= Impact of the COVID-19 pandemic on suicide rates =

Suicide cases have remained constant or decreased since the outbreak of the COVID-19 pandemic. According to a study done on twenty-one high and upper-middle-income countries in April–July 2020, the number of suicides has remained static. These results were attributed to a variety of factors, including the composition of mental health support, financial assistance, having families and communities work diligently to care for at-risk individuals, discovering new ways to connect through the use of technology, and having more time spent with family members which aided in the strengthening of their bonds. Despite this, there has been an increase in isolation, fear, stigma, abuse, and economic fallout as a result of COVID-19. Self-reported levels of depression, anxiety, and suicidal thoughts were elevated during the initial stay-at-home periods, according to empirical evidence from several countries, but this does not appear to have translated into an increase in suicides.

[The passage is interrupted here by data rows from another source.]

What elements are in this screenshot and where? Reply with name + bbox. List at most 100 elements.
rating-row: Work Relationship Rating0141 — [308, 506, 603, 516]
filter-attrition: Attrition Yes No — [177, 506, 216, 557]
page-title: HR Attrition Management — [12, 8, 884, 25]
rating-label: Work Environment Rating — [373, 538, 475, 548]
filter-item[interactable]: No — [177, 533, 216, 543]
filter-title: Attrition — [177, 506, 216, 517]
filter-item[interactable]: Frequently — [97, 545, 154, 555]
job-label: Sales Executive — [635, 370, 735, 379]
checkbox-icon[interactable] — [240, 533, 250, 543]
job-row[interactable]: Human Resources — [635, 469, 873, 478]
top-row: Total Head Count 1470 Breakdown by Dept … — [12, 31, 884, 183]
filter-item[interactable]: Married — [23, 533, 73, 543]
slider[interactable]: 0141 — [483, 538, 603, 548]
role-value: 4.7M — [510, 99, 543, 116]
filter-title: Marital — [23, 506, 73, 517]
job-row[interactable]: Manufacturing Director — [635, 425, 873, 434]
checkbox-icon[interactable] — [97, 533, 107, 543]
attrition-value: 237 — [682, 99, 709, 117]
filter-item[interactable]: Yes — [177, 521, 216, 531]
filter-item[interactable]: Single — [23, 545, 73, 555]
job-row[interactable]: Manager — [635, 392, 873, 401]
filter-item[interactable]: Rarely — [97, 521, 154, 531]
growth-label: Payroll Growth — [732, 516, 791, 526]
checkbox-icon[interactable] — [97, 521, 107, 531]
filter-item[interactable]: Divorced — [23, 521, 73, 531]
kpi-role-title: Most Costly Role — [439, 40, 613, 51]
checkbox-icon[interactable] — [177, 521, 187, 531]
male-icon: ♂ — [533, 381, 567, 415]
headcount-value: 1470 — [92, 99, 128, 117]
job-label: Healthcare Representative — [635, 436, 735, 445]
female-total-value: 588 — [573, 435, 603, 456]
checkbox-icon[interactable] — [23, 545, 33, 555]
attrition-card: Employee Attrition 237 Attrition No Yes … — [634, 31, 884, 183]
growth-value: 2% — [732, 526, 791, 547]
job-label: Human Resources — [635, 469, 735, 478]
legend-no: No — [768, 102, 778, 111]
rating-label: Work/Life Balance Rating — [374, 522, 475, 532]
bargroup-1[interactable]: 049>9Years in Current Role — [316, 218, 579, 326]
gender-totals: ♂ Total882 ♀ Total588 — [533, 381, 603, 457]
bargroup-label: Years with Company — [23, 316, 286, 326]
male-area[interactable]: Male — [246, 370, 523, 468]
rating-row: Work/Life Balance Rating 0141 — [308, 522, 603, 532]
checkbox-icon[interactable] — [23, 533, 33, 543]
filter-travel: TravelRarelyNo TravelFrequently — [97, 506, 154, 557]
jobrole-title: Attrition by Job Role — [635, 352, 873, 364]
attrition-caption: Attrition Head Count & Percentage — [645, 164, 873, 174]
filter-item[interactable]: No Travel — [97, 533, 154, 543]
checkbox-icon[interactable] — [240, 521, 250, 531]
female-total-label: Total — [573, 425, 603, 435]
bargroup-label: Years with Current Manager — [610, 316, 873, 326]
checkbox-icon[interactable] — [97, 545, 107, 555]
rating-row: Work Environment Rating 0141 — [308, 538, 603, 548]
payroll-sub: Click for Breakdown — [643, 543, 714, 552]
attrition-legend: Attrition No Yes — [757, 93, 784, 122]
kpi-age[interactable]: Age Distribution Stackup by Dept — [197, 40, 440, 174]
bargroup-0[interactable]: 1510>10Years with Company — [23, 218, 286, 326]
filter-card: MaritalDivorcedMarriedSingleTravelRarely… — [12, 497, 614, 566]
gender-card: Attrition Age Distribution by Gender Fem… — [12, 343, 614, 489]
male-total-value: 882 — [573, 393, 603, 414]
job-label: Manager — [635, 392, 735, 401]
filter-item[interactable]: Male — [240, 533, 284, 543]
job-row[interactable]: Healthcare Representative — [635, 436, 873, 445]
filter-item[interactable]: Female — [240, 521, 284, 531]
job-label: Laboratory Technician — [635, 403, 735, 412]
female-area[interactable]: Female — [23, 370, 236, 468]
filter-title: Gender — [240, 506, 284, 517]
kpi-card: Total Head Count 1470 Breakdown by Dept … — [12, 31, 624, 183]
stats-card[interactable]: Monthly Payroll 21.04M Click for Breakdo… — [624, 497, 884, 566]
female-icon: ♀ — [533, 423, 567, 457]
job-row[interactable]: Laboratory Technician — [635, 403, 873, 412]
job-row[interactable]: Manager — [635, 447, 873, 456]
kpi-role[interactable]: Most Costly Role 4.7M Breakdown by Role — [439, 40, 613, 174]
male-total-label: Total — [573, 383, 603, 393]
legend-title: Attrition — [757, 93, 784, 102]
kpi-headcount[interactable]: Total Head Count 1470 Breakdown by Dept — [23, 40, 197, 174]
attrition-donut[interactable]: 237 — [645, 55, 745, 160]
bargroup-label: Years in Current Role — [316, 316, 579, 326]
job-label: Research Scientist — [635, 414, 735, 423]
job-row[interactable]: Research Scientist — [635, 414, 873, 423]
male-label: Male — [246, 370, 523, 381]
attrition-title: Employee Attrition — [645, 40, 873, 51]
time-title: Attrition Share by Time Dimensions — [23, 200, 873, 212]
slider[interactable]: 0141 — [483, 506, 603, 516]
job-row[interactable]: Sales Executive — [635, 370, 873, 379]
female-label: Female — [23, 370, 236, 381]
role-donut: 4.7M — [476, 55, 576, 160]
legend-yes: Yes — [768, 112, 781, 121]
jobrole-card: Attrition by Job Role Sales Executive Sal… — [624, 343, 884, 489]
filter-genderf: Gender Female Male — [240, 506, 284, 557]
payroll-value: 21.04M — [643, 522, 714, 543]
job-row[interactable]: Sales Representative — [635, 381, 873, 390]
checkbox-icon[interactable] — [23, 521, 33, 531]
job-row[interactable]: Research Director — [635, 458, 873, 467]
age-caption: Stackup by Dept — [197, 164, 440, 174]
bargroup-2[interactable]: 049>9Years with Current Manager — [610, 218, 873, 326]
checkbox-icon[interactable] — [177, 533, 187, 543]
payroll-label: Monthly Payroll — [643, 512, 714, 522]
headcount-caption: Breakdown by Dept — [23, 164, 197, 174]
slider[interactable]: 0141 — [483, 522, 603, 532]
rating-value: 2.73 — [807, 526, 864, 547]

According to surveys conducted across the United States in June 2020, 10.7 percent of adults aged 18 and up said they had seriously considered suicide in the previous 30 days. They ranged in age from 18 to 24 and were classified as members of minority racial/ethnic groups, unpaid caregivers, and essential workers.

Few studies have been conducted to examine the impact of suicides on low- and lower-middle-income countries. According to the World Health Organization, "in 2016, low- and middle-income countries accounted for 79 percent of global suicides." This is because there are not enough high-quality vital registration systems, and even fewer collect real-time suicide data.

Myanmar and Tunisia, two lower-middle-income countries, were studied along with one low-income country, Malawi. It was found that: "In Malawi, there was reportedly a 57% increase in January–August 2020, compared with January–August 2019, and in Tunisia, there was a 5% increase in March–May 2020, compared with March–May, 2019. By contrast, in Myanmar, there was a 2% decrease in January–June 2020, compared with January–June 2019." It was informed that these changes could have been due to a lack of precise information since the beginning.

In spite of the fact that there is no increase in suicidal rates around many countries, mental health is still a prominent issue. COVID-19 has increased the risk of psychiatric disorders, chronic trauma, and stress, all of which can lead to suicide and suicidal behavior. According to studies conducted in China, the outbreak has had a significant impact on mental health, with an increase in health anxiety, acute stress reactions, adjustment disorders, depression, panic attacks, and insomnia. Relapses and increased hospitalization rates are occurring in cases of severe mental disorders, obsessive–compulsive disorder, and anxiety disorders, all of which include high risks of suicide. National surveys in China and Italy revealed a high prevalence of depression and anxiety in relation to COVID-19, both of which can act as independent risk factors for suicide.

When the economy is affected negatively, the suicide rate is higher than compared to periods of prosperity. Since the start of the COVID-19 pandemic, businesses were put on hold, many people have been laid off from work, and the stock market has experienced significant drops in history, all resulting in fear of the financial crisis.

Stigma is also identified as a primary cause of suicide. Frontline workers, the elderly, the homeless, migrants, and daily wage workers face unique challenges, making them more vulnerable. According to Somoy News, located in Bangladesh, a 36-year-old Bangladeshi man (Zahidul Islam, from the village of Ramchandrapur) died by suicide because he and his village mates suspected he was infected with COVID-19 due to his fever and cold symptoms, as well as his weight loss. He died from suicide by hanging himself from a tree because of the social avoidance and attitudes of those around him. A similar case was reported in India, on February 12, 2020; a victim, while returning from a city to his native village, died from suicide by hanging himself to prevent the spread of COVID-19 throughout the village. These cases were a result of xenophobia and stigma.

Suicides have increased for African Americans during the COVID-19 pandemic in the United States.